WATERS: That`s true.
BEHAR: So people got mad at me for that. So they must get mad at you --
WATERS: They never get mad at me.
BEHAR: Why they don`t take you seriously.
WATERS: No. They think I`m so far gone. There`s no point getting mad at me. I`m joyously - I`m a happy neurotic.
BEHAR: You are a happy neurotic
WATERS: It`s hard to fight that.
BEHAR: And you wrote a really terrific book, I think.

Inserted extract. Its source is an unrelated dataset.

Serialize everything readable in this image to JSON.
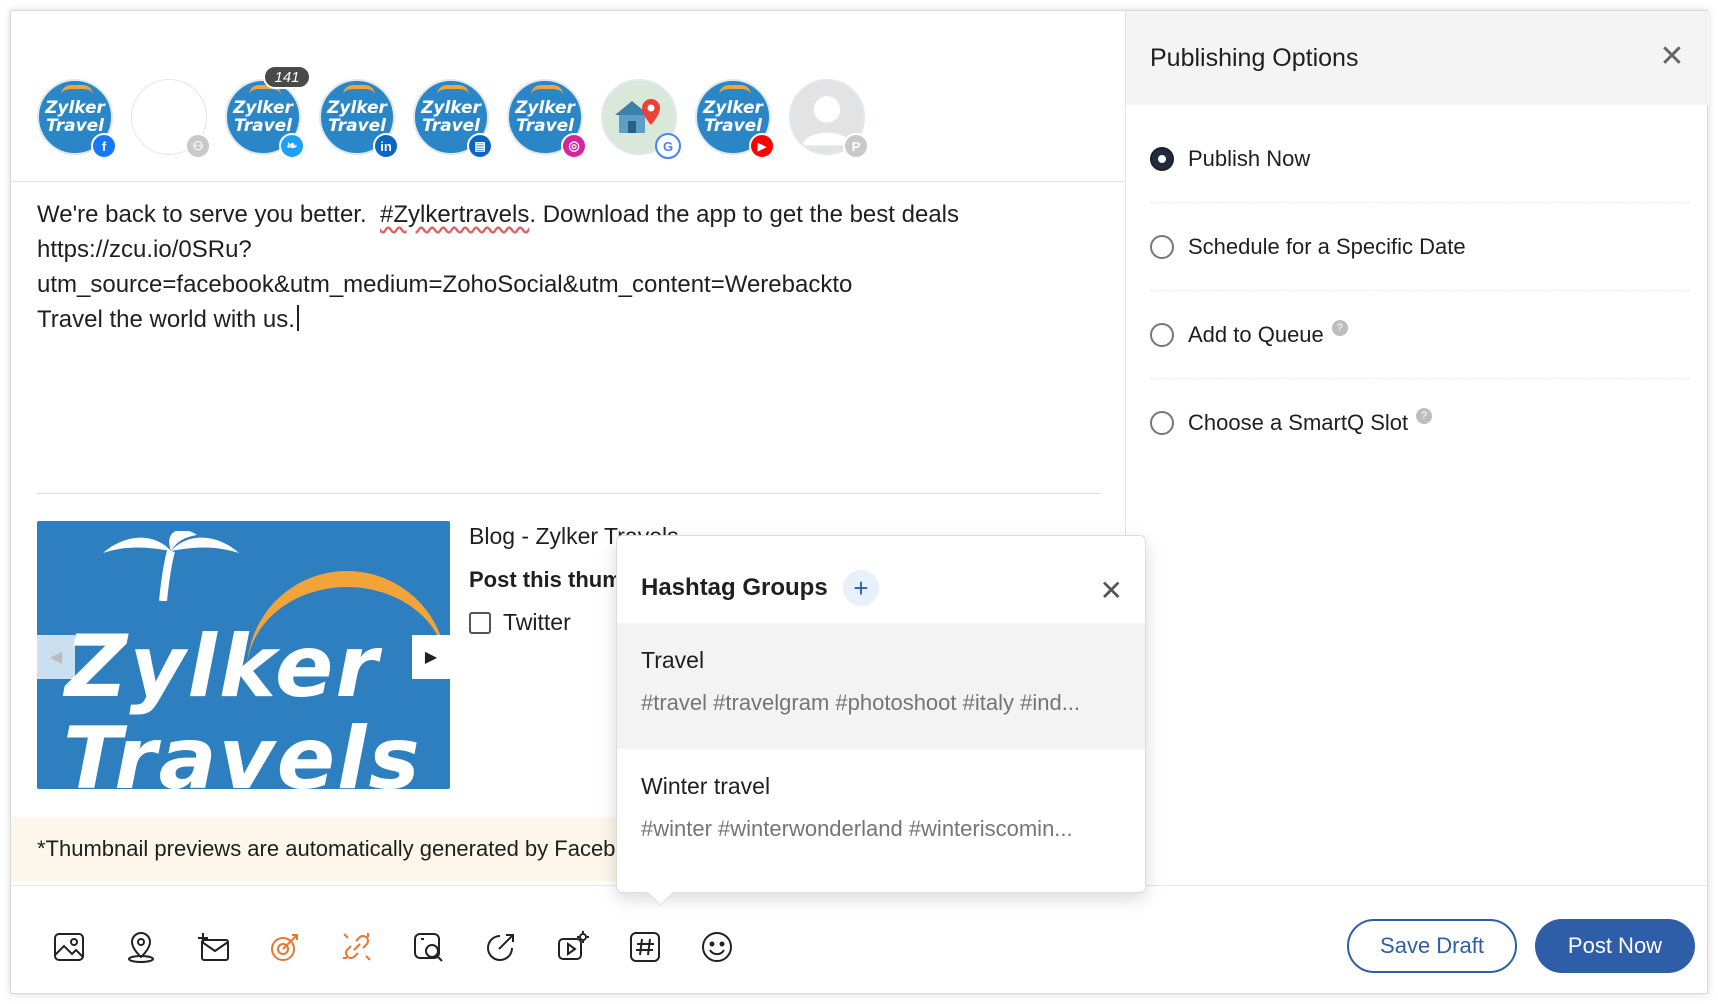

WATERS: Thank you very much.
BEHAR: And you have other role models in here --
WATERS: Everybody from Johnny Mathis.
BEHAR: Johnny Mathis, I love what you said about Johnny Mathis, that he doesn`t force being a star.
WATERS: He doesn`t try too hard.
BEHAR: He doesn`t try -
WATERS: Have you ever interviewed him?
BEHAR: Never.
WATERS: You never interviewed him. Nobody`s ever interviewed him. He sells out every show and he can sing great still.
BEHAR: Yes. OK. Thanks very much for joining me, John.
WATERS: Thank you for having me.
BEHAR: The book is called "Role Models" and we liked it. Good night, everybody.